Several notable ships of the Royal Australian Navy ended their days at Cockatoo Island between 1929 and 1935, when the dockyard turned to ship breaking and dismantling as a way of preserving jobs. Most famous was the cruiser HMAS Sydney, which came to the island for demolition in 1929. Parts of Sydney can now be found all over Sydney, including her foremast which was placed on Bradleys Head by the floating crane Titan in 1934.
The first destroyer built in Australia, Warrego, was also dismantled at Cockatoo Island. Her hull was to be sunk at sea, but she sank alongside the Sutherland Wharf.
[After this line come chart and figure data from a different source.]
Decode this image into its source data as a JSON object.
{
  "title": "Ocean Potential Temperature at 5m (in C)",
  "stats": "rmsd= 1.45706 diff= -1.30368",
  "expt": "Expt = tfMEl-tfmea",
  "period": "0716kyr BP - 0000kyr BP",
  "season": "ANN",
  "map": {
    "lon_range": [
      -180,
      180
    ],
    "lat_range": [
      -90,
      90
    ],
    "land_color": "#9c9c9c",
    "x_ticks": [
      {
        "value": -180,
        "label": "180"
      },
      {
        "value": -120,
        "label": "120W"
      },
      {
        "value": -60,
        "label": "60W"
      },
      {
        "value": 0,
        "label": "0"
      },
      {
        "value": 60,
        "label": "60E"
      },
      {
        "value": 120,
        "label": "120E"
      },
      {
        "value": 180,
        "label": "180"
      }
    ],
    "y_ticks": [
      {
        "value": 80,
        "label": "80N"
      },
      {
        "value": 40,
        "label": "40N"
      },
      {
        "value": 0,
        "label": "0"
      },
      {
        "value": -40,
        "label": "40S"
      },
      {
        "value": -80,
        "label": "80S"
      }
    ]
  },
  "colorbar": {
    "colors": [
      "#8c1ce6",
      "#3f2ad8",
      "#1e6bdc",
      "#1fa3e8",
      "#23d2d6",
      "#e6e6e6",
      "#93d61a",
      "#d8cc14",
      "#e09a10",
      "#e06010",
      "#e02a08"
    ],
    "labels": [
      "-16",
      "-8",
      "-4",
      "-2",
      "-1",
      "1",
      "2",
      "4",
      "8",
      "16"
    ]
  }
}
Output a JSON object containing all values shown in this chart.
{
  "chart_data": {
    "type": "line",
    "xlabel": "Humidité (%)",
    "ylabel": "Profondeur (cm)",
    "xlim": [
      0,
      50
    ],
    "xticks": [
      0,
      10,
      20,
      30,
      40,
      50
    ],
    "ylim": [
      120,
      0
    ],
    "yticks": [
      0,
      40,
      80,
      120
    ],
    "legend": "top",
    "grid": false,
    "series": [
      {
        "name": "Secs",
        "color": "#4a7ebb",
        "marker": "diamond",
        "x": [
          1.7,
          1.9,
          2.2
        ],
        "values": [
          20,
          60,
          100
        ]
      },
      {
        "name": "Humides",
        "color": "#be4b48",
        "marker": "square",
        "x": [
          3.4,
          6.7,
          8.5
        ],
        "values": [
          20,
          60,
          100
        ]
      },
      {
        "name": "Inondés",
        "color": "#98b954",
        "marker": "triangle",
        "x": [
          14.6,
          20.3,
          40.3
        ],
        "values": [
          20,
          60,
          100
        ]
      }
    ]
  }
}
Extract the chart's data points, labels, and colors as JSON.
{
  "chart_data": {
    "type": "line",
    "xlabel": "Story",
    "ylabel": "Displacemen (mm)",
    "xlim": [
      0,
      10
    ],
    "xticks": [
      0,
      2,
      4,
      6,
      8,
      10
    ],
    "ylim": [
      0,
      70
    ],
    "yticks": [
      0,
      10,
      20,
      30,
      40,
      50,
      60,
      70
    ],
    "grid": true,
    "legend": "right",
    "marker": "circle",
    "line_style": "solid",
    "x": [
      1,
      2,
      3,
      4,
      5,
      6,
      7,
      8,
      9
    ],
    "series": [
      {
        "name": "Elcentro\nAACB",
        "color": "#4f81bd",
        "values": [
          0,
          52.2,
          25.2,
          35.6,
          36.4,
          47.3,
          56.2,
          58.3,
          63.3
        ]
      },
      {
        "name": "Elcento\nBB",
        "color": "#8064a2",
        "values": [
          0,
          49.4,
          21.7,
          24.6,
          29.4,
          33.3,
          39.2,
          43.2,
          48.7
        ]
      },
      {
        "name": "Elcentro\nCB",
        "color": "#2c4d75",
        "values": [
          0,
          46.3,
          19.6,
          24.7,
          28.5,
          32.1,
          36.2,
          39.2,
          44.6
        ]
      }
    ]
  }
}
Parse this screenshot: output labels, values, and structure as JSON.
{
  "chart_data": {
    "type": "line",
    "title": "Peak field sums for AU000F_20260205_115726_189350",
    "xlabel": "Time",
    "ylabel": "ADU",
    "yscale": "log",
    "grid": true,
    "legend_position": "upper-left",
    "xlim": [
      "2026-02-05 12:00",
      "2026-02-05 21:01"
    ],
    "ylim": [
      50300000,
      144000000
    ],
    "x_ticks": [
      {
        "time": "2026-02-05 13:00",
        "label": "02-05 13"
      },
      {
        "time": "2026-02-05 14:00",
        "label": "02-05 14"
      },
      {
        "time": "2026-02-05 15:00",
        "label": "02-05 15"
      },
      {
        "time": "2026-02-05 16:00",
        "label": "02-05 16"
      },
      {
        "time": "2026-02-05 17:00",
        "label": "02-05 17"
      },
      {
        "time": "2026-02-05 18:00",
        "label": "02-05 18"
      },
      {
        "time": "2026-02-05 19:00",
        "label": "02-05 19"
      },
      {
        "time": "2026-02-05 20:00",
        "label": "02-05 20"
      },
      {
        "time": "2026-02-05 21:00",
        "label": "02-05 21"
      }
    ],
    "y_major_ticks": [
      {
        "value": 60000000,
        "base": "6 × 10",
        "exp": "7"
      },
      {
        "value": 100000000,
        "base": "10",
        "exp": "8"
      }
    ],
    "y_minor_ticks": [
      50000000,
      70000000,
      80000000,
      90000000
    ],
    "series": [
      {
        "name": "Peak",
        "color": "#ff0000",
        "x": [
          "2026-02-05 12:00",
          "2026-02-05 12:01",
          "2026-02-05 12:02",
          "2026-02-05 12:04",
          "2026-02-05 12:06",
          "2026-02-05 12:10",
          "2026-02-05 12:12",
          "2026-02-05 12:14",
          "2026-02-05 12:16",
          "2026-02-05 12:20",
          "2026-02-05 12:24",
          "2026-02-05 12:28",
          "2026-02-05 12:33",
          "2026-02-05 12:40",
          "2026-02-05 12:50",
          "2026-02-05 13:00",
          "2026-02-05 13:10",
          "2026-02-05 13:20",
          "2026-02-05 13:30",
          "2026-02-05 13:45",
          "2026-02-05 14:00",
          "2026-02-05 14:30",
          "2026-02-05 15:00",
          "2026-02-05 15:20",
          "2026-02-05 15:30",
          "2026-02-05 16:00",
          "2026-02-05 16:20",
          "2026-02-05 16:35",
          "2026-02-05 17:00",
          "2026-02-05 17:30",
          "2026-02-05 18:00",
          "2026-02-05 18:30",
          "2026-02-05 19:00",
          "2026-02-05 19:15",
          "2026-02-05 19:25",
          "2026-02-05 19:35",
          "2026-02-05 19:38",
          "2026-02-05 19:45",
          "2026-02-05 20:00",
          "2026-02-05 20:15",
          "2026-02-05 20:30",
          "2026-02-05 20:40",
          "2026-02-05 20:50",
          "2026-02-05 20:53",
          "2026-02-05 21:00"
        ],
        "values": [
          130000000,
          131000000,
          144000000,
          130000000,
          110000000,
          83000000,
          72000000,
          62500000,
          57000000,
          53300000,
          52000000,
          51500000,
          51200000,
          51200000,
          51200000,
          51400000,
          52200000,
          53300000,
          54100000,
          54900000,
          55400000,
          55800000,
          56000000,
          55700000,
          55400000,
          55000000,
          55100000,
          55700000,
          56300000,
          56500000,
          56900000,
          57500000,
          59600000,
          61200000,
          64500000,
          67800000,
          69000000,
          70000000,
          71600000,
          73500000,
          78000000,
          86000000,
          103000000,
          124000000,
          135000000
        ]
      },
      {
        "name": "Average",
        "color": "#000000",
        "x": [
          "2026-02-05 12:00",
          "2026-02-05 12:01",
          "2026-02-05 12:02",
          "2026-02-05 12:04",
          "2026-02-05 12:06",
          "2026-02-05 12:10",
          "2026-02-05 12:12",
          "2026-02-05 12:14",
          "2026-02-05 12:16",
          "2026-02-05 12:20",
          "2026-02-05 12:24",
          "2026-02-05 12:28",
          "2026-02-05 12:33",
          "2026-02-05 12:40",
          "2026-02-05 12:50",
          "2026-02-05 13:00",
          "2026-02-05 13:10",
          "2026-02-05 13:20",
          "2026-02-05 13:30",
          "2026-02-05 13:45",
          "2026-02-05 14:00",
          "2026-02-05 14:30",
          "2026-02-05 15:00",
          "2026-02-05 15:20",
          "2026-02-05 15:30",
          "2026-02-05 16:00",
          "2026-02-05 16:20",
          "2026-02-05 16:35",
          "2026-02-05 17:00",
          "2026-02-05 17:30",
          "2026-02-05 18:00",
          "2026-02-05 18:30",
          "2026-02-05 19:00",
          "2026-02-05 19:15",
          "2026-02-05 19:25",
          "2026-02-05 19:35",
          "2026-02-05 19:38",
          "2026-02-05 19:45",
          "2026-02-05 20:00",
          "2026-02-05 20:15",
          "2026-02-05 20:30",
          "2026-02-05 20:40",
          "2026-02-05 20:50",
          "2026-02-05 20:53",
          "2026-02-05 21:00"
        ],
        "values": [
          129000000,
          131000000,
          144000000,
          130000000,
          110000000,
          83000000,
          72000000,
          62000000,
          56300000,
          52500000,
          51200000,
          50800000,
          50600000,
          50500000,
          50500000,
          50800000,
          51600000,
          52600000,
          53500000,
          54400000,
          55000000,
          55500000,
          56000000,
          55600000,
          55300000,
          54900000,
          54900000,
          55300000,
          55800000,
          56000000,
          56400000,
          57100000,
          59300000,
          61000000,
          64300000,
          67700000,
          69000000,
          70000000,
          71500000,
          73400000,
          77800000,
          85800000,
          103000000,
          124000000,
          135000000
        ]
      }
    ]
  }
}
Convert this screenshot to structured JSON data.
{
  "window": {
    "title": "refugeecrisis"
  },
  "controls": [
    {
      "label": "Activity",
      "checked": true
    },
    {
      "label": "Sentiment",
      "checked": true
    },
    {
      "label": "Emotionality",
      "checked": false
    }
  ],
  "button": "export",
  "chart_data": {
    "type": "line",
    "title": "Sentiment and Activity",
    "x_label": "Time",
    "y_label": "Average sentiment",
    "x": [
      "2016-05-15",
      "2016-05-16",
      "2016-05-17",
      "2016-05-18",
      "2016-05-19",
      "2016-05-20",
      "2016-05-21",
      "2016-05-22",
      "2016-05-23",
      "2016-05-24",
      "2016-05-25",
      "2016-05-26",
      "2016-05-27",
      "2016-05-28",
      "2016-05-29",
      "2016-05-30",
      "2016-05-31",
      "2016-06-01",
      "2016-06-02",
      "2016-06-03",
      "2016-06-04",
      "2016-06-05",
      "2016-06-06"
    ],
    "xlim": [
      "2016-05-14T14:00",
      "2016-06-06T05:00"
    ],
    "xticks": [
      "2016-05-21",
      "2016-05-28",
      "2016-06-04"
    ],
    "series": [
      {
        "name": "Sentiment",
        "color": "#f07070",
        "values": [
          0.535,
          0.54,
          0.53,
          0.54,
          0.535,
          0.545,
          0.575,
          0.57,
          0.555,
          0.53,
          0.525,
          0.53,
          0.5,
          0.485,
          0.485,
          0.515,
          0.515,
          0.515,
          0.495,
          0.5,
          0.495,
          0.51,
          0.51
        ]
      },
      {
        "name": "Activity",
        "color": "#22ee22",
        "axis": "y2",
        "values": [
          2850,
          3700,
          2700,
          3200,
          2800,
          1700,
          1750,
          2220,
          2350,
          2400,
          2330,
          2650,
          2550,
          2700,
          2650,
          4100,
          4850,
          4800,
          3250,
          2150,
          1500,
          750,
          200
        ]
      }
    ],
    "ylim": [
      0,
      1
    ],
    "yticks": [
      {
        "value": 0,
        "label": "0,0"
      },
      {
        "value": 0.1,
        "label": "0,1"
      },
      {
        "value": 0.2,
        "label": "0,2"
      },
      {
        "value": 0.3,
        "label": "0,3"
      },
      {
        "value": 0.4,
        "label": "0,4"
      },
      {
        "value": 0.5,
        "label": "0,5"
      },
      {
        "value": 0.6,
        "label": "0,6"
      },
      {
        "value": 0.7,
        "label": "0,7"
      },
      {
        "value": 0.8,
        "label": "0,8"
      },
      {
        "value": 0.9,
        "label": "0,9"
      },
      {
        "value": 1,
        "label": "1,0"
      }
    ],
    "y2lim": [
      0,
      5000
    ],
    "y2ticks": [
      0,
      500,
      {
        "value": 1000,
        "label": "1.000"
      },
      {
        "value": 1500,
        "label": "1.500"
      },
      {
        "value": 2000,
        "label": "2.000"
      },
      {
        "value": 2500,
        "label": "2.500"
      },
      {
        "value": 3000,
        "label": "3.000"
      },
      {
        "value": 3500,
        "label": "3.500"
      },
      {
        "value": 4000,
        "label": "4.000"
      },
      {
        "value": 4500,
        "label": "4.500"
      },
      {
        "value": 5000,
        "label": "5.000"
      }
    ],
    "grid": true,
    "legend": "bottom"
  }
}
She was later broken up in situ, but parts of this notable destroyer remain under the wharf today.
In 1929, following the closure of the RAAF Experimental Station at Randwick, Wing Commander L.
J. Wackett and some of his team moved to Cockatoo Island to establish an aircraft department. Set up in the drawing office building on the top of the island, the department carried out many repairs on civil and military aircraft, including the famous Southern Cross.
In mid-1933, the aircraft department completed the design and construction of twin-engine monoplane passenger aircraft, the Codock. Further designs followed, and the department also embarked on the construction of high-speed small craft. The department was closed in 1934, but Wackett, later Sir Lawrence, went on to found a company which became the nucleus of the Commonwealth Aircraft Corporation.